WASHINGTON (AFP) – The US Treasury Department on Monday said it would start selling-off mortgage-backed securities worth an estimated $142 billion, in an effort to close another chapter of the financial crisis.
… secured by state-backed mortgage giants Fannie Mae and Freddie Mac, were bought as part of the 2008-2009 financial sector bailout.
http://news.yahoo.com/s/afp/20…
The Treasury is predicting $15-20 billion of profit, though private analysts are predicting $10B is more realistic.
It’s all in the timing.
If the Treasury goes slowly and avoids flooding the market, then $20B is realistic. If they rush, as some lawmakers are urging the net will be smaller.
The argument for rushing is being made along party lines. Though the TARP was largely an R creation, it is the R’s who are now urging speed in selling off assets. It’s math, but simple math.
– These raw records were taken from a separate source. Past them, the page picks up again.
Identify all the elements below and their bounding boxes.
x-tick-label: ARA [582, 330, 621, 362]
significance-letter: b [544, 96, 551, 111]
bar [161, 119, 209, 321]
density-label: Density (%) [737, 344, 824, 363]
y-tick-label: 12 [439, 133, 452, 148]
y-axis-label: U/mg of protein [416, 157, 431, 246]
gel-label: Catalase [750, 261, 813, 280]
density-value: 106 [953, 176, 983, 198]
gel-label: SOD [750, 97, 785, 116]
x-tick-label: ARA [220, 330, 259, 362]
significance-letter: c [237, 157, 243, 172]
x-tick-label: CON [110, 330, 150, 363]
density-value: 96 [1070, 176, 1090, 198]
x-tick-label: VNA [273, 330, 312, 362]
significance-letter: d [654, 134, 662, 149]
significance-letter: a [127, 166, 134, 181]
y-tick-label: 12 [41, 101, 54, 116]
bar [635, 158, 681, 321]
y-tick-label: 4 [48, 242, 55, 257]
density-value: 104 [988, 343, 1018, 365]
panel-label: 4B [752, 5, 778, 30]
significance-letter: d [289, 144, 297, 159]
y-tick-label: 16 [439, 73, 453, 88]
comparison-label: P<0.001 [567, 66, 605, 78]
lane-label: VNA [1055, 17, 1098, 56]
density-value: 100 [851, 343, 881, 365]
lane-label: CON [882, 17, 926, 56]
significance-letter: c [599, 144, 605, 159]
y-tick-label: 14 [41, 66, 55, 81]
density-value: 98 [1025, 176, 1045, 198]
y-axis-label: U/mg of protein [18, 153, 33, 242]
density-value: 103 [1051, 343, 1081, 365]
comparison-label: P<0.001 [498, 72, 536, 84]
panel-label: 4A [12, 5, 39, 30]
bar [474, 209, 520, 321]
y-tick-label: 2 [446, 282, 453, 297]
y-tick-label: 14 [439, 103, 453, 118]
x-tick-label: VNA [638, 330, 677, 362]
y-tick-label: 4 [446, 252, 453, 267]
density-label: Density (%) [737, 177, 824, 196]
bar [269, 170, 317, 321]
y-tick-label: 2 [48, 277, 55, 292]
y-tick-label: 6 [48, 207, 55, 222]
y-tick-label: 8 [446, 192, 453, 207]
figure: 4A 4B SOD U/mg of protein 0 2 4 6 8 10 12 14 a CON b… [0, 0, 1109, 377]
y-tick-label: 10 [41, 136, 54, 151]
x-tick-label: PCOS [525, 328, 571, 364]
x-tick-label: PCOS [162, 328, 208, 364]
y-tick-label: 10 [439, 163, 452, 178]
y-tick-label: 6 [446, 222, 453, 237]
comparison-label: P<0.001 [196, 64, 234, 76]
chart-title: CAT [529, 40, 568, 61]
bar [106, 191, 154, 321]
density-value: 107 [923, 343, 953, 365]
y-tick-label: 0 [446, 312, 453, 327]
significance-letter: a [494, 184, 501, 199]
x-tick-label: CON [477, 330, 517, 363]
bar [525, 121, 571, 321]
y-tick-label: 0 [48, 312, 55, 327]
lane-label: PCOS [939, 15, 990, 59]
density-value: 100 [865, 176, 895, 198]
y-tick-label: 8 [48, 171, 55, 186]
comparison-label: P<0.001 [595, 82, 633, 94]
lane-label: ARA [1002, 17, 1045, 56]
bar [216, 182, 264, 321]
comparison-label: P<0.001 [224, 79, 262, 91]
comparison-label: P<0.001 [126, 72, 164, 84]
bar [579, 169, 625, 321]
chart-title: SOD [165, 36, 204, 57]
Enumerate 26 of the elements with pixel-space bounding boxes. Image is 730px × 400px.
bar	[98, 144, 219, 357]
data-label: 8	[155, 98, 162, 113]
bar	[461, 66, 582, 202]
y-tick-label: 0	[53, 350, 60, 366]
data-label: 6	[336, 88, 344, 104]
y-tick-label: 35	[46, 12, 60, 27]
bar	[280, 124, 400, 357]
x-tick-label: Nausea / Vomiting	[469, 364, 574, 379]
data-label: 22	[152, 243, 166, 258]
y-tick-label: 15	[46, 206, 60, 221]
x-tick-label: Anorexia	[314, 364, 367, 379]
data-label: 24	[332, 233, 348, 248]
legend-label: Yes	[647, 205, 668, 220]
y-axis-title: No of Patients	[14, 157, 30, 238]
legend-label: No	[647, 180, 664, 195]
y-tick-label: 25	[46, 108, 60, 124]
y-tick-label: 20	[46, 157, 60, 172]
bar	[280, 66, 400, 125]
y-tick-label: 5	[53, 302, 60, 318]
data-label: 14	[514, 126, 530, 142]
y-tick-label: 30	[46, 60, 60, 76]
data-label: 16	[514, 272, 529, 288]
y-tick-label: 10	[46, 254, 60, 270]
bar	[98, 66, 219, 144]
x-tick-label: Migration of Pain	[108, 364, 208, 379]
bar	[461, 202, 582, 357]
Meanwhile, back in 08 and again in 09-10 I argued more than once here on CoPols that the bank failure was neither an underwriting crisis nor a result of subprime default rates. And it wasn’t just hte banks being mean. It was liquidity crisis, which the banks brought on themselves.
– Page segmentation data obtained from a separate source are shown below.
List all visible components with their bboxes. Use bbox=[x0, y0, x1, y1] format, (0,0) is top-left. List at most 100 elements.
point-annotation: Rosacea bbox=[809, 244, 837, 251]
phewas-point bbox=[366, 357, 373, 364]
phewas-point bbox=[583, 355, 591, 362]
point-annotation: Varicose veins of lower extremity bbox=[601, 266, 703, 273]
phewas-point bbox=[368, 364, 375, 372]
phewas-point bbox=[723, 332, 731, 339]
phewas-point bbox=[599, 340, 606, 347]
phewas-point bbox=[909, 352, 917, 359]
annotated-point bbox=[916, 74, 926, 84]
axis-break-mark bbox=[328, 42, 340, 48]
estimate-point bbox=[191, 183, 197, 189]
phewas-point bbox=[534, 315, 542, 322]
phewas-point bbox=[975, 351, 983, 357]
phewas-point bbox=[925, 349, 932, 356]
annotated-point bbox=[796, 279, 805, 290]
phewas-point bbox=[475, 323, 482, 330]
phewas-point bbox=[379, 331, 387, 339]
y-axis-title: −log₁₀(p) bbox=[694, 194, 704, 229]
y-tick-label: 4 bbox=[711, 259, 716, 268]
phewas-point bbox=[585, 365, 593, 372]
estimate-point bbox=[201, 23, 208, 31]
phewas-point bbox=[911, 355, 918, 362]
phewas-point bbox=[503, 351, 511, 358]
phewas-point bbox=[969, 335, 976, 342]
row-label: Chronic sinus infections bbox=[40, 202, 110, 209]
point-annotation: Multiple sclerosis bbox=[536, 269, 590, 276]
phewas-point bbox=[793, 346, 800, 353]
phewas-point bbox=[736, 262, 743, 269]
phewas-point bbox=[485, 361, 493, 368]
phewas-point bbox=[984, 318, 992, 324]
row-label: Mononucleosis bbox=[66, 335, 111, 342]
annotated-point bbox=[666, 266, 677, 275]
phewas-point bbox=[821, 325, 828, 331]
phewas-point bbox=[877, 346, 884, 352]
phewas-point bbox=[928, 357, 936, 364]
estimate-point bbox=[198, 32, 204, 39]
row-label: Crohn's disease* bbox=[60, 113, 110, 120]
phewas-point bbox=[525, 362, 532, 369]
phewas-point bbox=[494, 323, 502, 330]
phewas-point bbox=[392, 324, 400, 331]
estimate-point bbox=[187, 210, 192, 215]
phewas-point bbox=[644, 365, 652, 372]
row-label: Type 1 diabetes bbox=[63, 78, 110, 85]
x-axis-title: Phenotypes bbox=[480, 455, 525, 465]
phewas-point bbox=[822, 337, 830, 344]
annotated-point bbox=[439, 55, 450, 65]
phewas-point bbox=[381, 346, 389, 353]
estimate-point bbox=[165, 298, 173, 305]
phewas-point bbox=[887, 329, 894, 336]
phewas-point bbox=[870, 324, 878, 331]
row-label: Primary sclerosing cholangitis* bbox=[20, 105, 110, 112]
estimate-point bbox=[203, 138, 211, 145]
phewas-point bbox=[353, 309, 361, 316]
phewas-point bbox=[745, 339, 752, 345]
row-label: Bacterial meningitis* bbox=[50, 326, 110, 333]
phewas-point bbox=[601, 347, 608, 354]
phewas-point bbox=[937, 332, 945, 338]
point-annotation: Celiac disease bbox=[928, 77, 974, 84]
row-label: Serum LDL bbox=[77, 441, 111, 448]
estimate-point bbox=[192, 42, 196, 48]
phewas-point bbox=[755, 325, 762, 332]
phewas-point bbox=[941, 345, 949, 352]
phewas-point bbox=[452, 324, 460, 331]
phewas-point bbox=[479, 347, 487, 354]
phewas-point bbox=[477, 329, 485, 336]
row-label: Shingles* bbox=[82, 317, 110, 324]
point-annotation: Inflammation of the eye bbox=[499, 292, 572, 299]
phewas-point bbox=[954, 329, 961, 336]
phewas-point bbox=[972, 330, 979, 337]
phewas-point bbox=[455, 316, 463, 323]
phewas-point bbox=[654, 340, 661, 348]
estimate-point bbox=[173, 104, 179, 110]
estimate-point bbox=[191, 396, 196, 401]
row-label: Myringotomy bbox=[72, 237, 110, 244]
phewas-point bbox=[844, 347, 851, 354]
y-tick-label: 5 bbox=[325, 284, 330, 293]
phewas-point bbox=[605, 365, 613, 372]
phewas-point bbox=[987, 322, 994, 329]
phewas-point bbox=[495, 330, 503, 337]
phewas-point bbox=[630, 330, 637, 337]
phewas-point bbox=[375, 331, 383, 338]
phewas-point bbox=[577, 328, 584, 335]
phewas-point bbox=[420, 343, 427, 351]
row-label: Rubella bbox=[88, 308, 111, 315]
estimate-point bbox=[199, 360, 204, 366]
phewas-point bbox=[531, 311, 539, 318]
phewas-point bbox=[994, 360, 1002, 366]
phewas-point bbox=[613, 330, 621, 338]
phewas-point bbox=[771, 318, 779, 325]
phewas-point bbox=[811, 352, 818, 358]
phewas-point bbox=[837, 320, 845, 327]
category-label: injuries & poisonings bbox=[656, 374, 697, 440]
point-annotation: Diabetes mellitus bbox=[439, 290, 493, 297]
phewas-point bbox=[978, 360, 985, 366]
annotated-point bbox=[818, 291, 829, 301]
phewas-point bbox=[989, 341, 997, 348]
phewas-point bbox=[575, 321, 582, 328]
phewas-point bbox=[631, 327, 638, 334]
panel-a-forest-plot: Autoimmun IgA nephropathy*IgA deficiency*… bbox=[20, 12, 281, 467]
This is more evidence that it was the leveraging strategy of the banks and other investors and speculators in the secondary mortgage market.
A market that some observers, those lacking data, want to claim failed because of FNMA and FHLMC. Fannie and Freddie had a role, though it was minor, and now that the secondary market is back on it’s feet, eliminating FNMA and FHLM will have little impact on the primary (retail) mortgage market for the typical consumer.
But the banking reform of last year did not go far enough to reign in the leveraging ability of the secondary market players. Hundreds of years of data is clear – a market based system works great for goods and services and works horribly for financial assets.
If we didn’t have fractional reserve banking, nor a liquid global capital market, nor a leveraged economy, nor private property rights I wouldn’t care if the banking industry blew itself up once in awhile. (30’s, 80’s, 00’s). But because we do have all those things, and a banking led recession is painful for everyone, I do care.
We need to amend the financial regulation to limit the leveraging ability of banks and speculators, to limit the investment banking activity of depository institutions (FDIC insured, aka reimposition of Glass Steagall) and we need to give Elizabeth Warren whatever she wants for the CFPA.
And we need to keep those without data out of the discussion.